# Kids Protective Care



## sadi123 (Jul 5, 2018)

This may sound so egocentric, but what im about to talk to is much likely hit and related to the proper supervision of my kids that is being held by my ex-wife. Not saying that I'm not having the full responsibility of our divorce, but it is already well done and finished. Furthermore, the main point of this is that I would like to clear things out, and these are the legal and proper arrangement of the time that is being allocated to my kids. For all I know is that the Physical Custody or the special visitation of the children is base upon the agreement that we have on the kids and that includes their ages. In some cases, I guess I have the most unfair scenario for the reason that it didn't match directly to the said agreement. Cause in the long period of time, they say that I'm not yet allowed to have a sight with my kids. And for real, I really do miss them so PLEASE, can someone here knows what is the right thing to do in my current situation? 

Gratitude to all of you. Much appreciated for an open comment and suggestions.


----------



## EleGirl (Dec 3, 2011)

Your post is very hard to understand.

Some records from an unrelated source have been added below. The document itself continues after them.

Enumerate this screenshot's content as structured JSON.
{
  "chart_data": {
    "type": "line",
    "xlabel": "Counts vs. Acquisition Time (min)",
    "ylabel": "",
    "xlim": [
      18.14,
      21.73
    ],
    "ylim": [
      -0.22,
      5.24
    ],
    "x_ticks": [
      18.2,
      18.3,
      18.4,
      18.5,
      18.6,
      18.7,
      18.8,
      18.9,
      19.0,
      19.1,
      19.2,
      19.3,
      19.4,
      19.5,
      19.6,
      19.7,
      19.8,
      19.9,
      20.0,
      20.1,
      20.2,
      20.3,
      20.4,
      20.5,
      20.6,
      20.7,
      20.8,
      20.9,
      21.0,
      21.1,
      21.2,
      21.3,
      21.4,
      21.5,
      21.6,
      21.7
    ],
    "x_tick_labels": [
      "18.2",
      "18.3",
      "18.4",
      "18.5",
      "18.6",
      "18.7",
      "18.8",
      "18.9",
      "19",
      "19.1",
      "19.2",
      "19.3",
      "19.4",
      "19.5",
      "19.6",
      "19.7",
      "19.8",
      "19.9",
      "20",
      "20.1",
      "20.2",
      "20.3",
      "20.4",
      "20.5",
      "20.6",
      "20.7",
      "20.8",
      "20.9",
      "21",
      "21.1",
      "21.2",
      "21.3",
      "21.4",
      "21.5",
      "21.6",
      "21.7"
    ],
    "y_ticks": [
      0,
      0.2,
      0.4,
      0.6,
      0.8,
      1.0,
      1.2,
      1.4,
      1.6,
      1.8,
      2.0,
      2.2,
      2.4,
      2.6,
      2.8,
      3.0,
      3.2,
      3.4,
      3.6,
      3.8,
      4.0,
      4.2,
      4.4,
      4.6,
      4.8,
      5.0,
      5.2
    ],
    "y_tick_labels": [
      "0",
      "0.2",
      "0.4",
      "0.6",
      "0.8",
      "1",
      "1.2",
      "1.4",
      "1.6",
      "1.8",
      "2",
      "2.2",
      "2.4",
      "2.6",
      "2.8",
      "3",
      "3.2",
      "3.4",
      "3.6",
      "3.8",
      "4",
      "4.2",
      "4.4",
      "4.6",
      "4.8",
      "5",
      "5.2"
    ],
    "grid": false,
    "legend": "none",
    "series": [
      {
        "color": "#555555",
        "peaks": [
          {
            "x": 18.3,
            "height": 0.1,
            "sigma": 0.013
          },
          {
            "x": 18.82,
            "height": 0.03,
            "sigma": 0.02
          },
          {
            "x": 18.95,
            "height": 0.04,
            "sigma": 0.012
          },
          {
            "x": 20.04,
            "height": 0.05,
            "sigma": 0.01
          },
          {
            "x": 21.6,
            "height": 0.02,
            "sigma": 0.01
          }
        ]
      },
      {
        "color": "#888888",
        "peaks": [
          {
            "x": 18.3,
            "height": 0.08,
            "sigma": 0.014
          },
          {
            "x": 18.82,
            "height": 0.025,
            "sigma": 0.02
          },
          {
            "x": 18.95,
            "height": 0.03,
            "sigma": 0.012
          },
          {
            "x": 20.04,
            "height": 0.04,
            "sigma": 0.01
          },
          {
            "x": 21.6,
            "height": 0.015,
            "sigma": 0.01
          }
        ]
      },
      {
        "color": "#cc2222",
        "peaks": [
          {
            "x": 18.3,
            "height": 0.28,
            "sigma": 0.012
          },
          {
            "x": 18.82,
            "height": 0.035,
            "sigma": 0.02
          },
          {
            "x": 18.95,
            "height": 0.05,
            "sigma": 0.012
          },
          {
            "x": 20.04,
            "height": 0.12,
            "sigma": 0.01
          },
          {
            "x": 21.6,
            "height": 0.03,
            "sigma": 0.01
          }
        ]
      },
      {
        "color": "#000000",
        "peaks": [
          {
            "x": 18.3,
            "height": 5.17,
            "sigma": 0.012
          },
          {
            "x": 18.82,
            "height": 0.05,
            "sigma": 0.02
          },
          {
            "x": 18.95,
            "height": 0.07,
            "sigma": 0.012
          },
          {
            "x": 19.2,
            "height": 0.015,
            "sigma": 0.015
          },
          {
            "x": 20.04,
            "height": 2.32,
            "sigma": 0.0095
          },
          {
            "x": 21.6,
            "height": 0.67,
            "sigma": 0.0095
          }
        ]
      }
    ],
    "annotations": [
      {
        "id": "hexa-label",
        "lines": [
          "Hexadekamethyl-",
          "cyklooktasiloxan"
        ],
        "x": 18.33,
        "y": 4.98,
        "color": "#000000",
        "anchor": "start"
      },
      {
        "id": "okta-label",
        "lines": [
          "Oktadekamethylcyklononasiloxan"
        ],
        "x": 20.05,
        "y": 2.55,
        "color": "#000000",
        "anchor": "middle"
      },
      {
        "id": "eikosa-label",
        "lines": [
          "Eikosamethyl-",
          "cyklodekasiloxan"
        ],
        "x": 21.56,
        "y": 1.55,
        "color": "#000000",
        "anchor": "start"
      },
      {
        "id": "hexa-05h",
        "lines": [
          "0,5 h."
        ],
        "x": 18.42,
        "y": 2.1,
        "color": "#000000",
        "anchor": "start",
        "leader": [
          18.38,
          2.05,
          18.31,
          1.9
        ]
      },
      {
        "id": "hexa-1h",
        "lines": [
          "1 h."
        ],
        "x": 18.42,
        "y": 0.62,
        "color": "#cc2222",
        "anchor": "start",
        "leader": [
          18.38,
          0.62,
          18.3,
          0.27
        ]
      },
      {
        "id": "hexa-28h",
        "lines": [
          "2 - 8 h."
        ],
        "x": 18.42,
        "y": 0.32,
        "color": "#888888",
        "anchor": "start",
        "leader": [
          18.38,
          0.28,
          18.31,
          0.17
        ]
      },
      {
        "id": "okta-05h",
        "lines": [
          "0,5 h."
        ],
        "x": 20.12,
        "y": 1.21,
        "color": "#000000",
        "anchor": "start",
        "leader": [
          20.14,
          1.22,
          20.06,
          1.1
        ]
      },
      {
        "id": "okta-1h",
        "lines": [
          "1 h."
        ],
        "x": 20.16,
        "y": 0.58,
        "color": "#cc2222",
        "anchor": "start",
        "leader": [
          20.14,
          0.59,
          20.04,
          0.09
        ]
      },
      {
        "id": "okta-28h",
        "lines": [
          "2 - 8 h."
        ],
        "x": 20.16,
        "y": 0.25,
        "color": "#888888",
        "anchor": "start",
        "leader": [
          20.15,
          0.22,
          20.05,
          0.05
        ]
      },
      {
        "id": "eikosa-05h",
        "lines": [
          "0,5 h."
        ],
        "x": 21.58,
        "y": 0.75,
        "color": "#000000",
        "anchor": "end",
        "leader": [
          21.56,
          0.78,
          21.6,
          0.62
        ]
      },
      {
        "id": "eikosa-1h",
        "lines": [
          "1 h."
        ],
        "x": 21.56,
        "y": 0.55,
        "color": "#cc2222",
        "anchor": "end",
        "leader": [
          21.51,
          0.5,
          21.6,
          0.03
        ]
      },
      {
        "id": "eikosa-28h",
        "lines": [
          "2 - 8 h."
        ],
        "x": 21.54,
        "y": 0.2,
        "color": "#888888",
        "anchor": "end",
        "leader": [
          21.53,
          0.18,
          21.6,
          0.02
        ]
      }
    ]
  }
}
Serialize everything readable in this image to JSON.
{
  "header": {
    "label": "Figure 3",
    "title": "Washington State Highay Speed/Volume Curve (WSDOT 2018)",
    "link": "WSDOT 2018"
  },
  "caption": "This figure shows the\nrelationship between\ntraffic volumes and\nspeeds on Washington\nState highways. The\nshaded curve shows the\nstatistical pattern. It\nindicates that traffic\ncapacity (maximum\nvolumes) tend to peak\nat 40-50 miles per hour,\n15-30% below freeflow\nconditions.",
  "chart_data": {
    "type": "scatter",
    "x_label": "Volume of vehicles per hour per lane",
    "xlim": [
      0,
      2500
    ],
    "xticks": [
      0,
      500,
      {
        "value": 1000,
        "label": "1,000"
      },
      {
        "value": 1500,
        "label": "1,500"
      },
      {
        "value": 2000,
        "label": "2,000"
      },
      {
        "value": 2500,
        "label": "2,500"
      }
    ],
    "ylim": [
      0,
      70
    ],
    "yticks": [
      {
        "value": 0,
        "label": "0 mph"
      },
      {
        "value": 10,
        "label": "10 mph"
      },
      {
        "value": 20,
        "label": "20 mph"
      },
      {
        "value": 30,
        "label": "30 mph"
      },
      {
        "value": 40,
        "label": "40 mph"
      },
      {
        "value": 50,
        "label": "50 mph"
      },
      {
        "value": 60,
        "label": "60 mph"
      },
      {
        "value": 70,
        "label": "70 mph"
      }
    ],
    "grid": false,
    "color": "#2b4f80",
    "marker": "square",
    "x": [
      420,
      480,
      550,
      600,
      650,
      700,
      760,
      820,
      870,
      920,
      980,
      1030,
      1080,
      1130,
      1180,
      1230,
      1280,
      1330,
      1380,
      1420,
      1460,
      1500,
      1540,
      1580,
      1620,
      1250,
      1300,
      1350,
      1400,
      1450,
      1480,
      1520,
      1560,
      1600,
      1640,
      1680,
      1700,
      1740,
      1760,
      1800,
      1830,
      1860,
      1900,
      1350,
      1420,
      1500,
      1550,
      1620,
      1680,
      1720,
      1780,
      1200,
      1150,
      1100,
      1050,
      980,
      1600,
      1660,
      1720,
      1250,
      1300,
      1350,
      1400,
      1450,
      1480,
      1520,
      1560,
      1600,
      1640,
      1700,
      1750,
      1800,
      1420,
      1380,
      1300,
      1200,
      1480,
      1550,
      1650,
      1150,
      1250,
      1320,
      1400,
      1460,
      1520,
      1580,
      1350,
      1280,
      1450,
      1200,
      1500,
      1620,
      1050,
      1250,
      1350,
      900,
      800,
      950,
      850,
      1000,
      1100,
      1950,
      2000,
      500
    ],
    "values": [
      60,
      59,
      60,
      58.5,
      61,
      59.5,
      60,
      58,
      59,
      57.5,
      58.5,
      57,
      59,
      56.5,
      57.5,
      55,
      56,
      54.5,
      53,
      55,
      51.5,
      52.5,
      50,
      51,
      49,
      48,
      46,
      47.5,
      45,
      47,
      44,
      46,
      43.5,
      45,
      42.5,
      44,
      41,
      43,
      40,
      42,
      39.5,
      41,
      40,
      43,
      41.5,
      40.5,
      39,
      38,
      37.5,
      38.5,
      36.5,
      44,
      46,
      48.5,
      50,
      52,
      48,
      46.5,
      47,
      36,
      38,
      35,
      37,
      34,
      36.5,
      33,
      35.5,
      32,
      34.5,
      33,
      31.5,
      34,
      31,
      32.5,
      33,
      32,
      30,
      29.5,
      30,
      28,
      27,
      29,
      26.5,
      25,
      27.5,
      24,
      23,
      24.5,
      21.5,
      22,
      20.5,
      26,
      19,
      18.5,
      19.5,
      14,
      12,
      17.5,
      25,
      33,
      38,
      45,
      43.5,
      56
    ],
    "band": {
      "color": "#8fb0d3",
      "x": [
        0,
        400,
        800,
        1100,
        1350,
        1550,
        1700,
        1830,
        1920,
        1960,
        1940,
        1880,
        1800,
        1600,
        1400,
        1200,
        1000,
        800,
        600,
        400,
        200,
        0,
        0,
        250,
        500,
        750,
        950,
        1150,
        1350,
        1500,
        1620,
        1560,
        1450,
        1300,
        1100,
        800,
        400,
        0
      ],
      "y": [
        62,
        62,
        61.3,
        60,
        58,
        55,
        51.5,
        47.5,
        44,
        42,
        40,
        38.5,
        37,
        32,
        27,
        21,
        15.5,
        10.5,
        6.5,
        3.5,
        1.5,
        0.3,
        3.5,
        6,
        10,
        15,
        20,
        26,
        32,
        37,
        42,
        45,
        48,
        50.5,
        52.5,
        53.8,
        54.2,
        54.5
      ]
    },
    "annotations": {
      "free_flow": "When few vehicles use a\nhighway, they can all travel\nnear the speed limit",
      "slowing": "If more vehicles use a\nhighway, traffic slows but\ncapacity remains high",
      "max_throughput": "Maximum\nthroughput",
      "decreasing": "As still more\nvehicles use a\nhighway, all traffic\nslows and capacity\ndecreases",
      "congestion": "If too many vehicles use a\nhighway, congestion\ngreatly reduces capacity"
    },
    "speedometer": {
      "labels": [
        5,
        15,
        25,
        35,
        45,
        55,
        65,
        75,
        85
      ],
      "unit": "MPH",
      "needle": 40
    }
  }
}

So I'm going to ask some questions to see if it can be made clear.

How many children do you have and what are their ages?

How long were you married and how long have you been divorced?

I assume that there is a custody agreement in your divorce. How many hours/days a month are you children with you? Or do you not get any time with them at all? If not why?

Did you have a lawyer for yourself in your divorce?


----------